San Diego, March 19, 2026 — In a pivotal public meeting, the San Diego County Water Authority (SDCWA) approved a long-term water exchange with Western Municipal Water District while residents and environmental groups urged an interim, no‑cost operational change at Lake Hodges to reduce wildfire risk and protect habitat.
Lead — who, what, where, when, why, how:
- Who: SDCWA Board; Western Municipal Water District; local advocates from RaiseLakeHodges.org, Friends of Lake Hodges, North County Climate Change Alliance, San Diego Coastkeeper; San Diego residents.
- What: Board approval of a 21‑year water-sharing agreement and a call to raise Lake Hodges by about 15 feet to restore a natural firebreak and ecological functions.
- Where: SDCWA headquarters, San Diego; Lake Hodges in the San Dieguito River Valley.
- When: March 19, 2026.
- Why: Strengthen drought resilience and stabilize rates, while addressing acute fire risk and wildlife loss at Lake Hodges amid a delayed dam replacement.
- How: The agreement leverages conserved Colorado River supplies under the Quantification Settlement Agreement; advocates propose adjusting reservoir operations to 295 feet, maintaining a 20–25‑foot buffer below the crest and conducting a balanced risk survey.
The SDCWA–Western deal secures 10,000 acre-feet annually through 2047 at $1,350 per acre-foot, plus a $39 million upfront purchase of 30,000 acre-feet, delivering an estimated $330 million in net present value. “This partnership builds on existing investments, making it a thoughtful and cost‑effective approach for our customers,” said Western’s Board President Laura Roten.
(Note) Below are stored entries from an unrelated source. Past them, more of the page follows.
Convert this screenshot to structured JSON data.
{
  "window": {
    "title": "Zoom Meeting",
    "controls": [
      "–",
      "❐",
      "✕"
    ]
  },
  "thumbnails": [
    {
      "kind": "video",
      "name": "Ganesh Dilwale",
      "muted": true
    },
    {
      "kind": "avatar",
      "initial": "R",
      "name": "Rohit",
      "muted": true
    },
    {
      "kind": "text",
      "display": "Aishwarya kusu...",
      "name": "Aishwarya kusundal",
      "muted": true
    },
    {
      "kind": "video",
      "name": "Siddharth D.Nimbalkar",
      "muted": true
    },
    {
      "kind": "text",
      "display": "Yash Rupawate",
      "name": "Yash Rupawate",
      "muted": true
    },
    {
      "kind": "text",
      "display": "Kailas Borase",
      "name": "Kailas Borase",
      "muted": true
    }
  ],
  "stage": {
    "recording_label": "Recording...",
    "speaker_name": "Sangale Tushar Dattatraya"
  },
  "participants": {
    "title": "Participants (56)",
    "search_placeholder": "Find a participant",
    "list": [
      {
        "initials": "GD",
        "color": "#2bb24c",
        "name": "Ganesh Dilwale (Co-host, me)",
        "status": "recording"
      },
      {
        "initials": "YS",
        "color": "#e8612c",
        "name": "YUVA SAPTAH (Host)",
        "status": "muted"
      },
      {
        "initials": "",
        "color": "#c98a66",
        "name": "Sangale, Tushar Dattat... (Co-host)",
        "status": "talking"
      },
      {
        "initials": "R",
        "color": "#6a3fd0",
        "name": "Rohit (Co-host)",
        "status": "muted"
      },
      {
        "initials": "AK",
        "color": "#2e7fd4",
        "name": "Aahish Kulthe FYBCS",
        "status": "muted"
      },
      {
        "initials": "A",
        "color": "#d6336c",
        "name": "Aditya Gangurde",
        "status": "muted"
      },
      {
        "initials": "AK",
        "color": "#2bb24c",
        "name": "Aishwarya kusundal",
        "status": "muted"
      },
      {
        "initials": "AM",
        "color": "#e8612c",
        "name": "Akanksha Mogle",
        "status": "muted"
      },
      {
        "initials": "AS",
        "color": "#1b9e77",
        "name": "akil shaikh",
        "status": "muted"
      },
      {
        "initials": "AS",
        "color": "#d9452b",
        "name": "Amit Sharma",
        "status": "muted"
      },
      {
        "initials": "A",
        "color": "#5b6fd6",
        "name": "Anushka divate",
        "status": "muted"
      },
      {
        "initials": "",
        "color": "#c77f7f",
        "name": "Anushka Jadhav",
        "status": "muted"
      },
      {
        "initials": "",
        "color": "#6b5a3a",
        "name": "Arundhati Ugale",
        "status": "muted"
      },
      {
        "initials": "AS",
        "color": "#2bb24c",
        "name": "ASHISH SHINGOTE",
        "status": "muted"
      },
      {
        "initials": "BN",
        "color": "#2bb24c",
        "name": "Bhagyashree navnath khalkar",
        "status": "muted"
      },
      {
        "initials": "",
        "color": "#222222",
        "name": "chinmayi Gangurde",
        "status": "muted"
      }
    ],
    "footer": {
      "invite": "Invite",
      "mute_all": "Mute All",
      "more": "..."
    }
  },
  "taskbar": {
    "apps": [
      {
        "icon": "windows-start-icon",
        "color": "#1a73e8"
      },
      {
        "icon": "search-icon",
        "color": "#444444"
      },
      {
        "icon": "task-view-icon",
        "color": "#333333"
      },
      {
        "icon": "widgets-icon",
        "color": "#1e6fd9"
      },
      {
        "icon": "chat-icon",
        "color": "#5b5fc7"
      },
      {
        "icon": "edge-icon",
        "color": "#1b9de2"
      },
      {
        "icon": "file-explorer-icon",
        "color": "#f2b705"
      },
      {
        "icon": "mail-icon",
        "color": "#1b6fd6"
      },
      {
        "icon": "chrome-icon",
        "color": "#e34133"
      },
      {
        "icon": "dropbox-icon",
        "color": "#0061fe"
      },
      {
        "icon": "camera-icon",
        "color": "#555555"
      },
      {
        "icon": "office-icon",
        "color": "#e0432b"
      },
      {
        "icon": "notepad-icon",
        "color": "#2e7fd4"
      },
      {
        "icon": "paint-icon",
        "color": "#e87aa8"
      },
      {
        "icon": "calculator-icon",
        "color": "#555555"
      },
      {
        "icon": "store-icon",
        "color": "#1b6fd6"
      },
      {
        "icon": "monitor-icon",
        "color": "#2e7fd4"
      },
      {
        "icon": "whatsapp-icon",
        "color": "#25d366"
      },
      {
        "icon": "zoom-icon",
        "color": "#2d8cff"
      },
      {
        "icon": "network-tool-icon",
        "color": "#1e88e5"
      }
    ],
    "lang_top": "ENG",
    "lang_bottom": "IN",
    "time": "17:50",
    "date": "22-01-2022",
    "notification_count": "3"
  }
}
SDCWA Chair Nick Serrano called the vote “a historic step” enabled by renewed regional collaboration.
Public speakers pressed the Board to raise Lake Hodges from its current 280 feet (about 16% capacity), citing Cal Fire maps showing extreme risk around the exposed lakebed and the collapse of Western grebe nesting. “The safest interim solution is to raise Lake Hodges just 15 feet,” a RaiseLakeHodges.org representative said. “Just don’t continue to drain the rain.”
Finance items also advanced, with the Authority outlining debt strategies and deferring preliminary 2027 rate projections to May as external variables—including Metropolitan Water District rate decisions—remain unsettled.
As Southern California navigates climate strain on the Colorado River and local wildfire threats, the day’s actions pose a larger question: can smart sharing and pragmatic operations together deliver resilience—protecting both communities and ecosystems—without costly new infrastructure?